De acordo com Marina Leal, Head de Seguros da Creditas, historicamente o público feminino sempre foi associado a uma direção mais prudente e a um menor envolvimento em acidentes graves. No entanto, esse cenário vem passando por transformações, movimento que já começa a ser observado pelas seguradoras em suas análises de comportamento e risco no seguro auto.
“Com mais mulheres no trânsito conduzindo o próprio automóvel para deslocamentos mais longos ou para atuar em aplicativos de transporte ou serviços logísticos, a frequência de sinistros também aumentou, bem como o valor dos reparos, peças e a própria inflação do setor”, aponta a executiva.
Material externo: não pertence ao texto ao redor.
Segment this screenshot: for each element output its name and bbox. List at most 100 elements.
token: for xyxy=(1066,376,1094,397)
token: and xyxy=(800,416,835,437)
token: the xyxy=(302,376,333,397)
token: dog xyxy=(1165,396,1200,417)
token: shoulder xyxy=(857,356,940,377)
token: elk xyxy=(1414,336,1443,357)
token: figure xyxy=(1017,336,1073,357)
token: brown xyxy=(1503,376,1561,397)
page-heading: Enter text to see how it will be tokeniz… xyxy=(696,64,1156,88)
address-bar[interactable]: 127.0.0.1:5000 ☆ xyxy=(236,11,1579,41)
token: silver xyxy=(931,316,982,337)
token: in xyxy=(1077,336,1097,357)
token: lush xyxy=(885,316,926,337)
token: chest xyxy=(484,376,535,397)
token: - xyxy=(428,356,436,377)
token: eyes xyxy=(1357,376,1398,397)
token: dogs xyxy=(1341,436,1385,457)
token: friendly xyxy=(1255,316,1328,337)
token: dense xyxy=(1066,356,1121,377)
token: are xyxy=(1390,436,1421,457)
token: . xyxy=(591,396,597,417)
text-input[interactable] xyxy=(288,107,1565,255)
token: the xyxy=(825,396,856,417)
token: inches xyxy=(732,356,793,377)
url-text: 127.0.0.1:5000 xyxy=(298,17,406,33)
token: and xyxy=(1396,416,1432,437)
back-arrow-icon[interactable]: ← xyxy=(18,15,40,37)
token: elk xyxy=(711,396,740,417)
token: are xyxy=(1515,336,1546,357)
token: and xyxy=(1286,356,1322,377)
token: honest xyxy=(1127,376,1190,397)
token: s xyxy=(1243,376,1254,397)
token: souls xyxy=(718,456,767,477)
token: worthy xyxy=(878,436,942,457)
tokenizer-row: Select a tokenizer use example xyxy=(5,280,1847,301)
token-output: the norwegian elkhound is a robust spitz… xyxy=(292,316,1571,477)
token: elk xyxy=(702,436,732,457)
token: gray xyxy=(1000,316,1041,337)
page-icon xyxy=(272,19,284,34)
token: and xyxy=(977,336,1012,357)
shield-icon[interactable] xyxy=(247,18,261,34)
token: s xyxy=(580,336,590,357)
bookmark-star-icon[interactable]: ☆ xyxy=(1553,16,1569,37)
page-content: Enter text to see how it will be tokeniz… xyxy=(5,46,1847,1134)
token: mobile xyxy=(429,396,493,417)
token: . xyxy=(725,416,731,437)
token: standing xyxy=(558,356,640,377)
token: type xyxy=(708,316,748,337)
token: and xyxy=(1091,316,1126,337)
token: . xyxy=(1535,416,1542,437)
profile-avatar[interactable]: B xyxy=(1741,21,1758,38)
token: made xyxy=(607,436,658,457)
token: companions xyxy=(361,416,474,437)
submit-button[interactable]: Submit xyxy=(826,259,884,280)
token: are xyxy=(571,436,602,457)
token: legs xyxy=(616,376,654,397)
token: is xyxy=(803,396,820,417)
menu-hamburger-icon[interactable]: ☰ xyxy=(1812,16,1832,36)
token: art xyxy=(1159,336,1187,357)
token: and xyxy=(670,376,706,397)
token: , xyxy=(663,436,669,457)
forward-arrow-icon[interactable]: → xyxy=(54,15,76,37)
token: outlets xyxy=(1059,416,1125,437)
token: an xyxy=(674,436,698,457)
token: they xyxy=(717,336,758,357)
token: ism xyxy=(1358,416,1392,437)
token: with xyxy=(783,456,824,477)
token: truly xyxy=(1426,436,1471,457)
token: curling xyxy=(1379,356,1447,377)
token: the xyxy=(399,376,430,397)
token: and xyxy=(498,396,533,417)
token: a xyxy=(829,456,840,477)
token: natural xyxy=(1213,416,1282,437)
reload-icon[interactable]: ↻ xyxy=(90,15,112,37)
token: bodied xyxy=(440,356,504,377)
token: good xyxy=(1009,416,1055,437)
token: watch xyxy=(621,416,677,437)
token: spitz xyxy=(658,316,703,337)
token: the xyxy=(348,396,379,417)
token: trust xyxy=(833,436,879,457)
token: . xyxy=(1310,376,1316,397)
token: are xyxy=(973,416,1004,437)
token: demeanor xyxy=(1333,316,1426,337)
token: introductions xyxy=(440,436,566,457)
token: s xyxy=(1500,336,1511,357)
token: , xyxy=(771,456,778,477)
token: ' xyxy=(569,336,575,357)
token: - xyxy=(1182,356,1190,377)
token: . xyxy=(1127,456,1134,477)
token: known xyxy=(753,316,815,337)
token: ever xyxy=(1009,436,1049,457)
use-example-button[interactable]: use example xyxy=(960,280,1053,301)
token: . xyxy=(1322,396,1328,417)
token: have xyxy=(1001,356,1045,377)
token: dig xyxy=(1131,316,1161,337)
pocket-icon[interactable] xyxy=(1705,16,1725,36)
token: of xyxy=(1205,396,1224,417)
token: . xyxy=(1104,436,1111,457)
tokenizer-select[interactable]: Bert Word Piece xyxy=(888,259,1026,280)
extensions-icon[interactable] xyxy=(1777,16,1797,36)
Os lançamentos e aprimoramentos constantes dos veículos também geram influência sobre as apólices. A expectativa é que a inovação e a tecnologia impulsionem todos os ramos do mercado de seguros, incluindo o seguro auto. Desde a IA à sustentabilidade, o setor caminha para modelos mais dinâmicos, personalizados e orientados por dados.
A Head de Seguros da Creditas lembra que esse movimento reflete uma evolução natural do mercado, que passa a precificar com base em dados concretos de uso e exposição ao risco, e não apenas em perfis pré-estabelecidos.
“É uma sinalização de que o mercado está mais atento às mudanças sociais e de mobilidade, onde o risco é calculado pela probabilidade estatística e não por tabelas históricas fixas”, destaca.